The latest report by Reprieve and the European Saudi Organisation for Human Rights found that an average of 70.8 executions were carried out per year between 2010 and 2014 compared to 129.5 between 2015 and 2022 after Saudi crown prince came to power. Torture is "endemic" in prison, even for minors.

Riyadh (AsiaNews) – Since Saudi Crown Prince and Prime Minister Mohammed bin Salman (MbS) rose to power, promoting his much-celebrated "reformist”, liberal and modern vision of the Wahhabi kingdom, executions have almost doubled in his country, this according to a recent report by Reprieve, an anti-death penalty advocacy group.
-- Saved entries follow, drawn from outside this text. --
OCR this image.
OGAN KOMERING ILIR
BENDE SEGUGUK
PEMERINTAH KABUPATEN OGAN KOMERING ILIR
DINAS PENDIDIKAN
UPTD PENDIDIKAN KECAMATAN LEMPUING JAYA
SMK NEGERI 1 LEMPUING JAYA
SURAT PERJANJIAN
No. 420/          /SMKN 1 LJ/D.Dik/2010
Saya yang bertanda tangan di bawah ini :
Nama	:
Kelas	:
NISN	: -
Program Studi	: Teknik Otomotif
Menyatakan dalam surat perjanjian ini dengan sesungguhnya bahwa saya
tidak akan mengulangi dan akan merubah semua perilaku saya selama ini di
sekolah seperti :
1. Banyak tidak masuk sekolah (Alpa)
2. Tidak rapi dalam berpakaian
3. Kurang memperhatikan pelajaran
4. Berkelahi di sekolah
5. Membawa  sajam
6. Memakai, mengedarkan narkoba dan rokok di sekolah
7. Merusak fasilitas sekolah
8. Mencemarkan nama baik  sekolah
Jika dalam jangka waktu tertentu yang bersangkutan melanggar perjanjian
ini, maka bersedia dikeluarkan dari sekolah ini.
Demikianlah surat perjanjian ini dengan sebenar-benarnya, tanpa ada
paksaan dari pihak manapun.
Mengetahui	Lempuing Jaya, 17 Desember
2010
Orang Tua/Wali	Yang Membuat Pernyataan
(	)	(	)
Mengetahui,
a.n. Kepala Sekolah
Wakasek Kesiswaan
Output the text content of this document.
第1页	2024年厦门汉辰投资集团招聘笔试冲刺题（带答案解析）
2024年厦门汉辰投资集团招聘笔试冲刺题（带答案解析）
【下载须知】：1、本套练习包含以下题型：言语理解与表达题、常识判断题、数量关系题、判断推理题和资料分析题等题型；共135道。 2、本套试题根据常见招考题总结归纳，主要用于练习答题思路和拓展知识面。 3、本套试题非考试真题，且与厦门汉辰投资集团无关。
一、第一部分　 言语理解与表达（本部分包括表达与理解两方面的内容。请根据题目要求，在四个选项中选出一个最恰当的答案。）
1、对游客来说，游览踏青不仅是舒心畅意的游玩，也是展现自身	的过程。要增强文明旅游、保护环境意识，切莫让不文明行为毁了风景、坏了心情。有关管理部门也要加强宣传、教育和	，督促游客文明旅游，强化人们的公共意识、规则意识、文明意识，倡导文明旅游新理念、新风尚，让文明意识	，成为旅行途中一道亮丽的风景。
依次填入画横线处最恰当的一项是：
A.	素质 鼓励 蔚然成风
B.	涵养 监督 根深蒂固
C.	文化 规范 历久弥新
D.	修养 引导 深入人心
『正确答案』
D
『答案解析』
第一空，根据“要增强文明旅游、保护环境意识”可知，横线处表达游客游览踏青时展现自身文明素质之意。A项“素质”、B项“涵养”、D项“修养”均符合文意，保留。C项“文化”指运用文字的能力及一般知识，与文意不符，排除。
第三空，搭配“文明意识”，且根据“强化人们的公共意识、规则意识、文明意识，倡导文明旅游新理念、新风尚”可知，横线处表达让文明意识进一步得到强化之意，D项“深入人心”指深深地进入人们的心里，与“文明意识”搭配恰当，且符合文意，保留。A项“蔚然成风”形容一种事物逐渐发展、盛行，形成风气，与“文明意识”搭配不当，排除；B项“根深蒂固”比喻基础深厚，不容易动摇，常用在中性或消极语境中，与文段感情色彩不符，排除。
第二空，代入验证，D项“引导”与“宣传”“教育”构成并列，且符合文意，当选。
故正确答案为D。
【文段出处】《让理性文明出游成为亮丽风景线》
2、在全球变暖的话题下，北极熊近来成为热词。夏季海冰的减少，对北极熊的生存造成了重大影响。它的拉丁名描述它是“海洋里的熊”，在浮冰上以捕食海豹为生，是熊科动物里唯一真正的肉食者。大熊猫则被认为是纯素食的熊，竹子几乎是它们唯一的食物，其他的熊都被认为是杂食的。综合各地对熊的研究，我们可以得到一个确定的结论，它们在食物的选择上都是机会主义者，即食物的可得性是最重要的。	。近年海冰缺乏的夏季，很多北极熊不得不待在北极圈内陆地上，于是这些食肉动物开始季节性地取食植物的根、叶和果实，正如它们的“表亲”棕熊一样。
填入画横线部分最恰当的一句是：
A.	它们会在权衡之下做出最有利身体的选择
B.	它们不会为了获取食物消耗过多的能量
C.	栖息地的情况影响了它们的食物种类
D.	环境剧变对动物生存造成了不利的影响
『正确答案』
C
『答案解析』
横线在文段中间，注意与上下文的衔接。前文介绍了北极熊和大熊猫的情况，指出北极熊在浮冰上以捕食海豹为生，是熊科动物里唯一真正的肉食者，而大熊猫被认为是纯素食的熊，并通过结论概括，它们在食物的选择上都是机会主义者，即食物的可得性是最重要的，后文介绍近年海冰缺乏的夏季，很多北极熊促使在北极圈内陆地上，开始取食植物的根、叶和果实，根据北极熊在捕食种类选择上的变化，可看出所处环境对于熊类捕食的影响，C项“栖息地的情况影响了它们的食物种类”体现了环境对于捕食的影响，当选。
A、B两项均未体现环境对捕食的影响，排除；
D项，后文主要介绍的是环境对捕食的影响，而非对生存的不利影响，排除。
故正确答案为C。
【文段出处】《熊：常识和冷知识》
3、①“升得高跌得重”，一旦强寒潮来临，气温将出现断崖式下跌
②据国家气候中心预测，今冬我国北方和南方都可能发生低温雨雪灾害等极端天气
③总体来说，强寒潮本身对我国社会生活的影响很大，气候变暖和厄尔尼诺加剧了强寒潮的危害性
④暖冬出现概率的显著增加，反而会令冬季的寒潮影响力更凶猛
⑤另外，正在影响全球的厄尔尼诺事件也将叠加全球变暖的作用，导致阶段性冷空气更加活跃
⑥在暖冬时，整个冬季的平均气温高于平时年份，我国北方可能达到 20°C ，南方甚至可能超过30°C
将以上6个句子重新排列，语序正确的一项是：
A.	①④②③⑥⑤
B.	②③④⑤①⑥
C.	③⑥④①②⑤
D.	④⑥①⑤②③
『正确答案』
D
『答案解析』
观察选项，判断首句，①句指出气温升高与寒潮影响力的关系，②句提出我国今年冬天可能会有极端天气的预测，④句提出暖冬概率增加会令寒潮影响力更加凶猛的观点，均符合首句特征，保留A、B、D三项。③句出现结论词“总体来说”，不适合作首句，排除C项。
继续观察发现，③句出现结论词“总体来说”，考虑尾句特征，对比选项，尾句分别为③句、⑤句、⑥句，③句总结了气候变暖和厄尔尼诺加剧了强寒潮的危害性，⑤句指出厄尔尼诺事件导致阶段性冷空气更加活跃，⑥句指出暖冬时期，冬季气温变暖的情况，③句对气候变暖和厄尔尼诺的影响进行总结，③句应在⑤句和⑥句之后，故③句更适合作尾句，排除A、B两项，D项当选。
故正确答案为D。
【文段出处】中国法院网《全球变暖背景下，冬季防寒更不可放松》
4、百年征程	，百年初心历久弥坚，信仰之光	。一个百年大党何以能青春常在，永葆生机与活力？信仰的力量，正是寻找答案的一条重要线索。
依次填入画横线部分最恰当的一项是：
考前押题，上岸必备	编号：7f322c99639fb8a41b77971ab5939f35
Saudi Arabia's allies have failed to influence its leaders to limit the death penalty. Since 2015, the number of executions has doubled, with more than a thousand people executed in seven years, a trend that was visible as soon as MbS emerged as the kingdom’s most powerful leader after King Salman.

According to Reprieve and the European Saudi Organisation for Human Rights (ESOHR), Saudi Arabia carried out an average of 70.8 executions per year between 2010 to 2014.

Starting in 2015, when the crown prince became the de facto ruler, until 2022, an average of 129.5 executions were performed per year, a 82 per cent increase over the previous period.

The study also notes that the kingdom has imposed a thick wall of secrecy around trials and the extensive use of the death penalty, including a case involving 81 people executed en masse in a single day (12 March 2022).

The latter was the third case of mass executions under MbS; however, ESOHR could only document 12 death sentences. "The remaining 69 men were tried, convicted, sentenced, and executed in complete secrecy,” the advocacy group said in a statement

Both Reprieve and ESOHR note that at least 15 people who were executed were underage at the time of their offence, as many as 11 after Mohammed bin Salman came to power.

The joint report also shows how Saudi authorities have “disproportionately” used the death penalty against non-Saudis; in fact, about 75 per cent of the women executed between 2010 and 2021 were foreigners, about 56 per cent domestic workers employed by wealthy Saudis.

The study shows that the death penalty is routinely used to silence dissidents and protesters in violation of international law whereby the death penalty, however execrable, is admissible only for the most heinous crimes.

Lastly, torture is also “endemic in Saudi prisons, even for child defendants.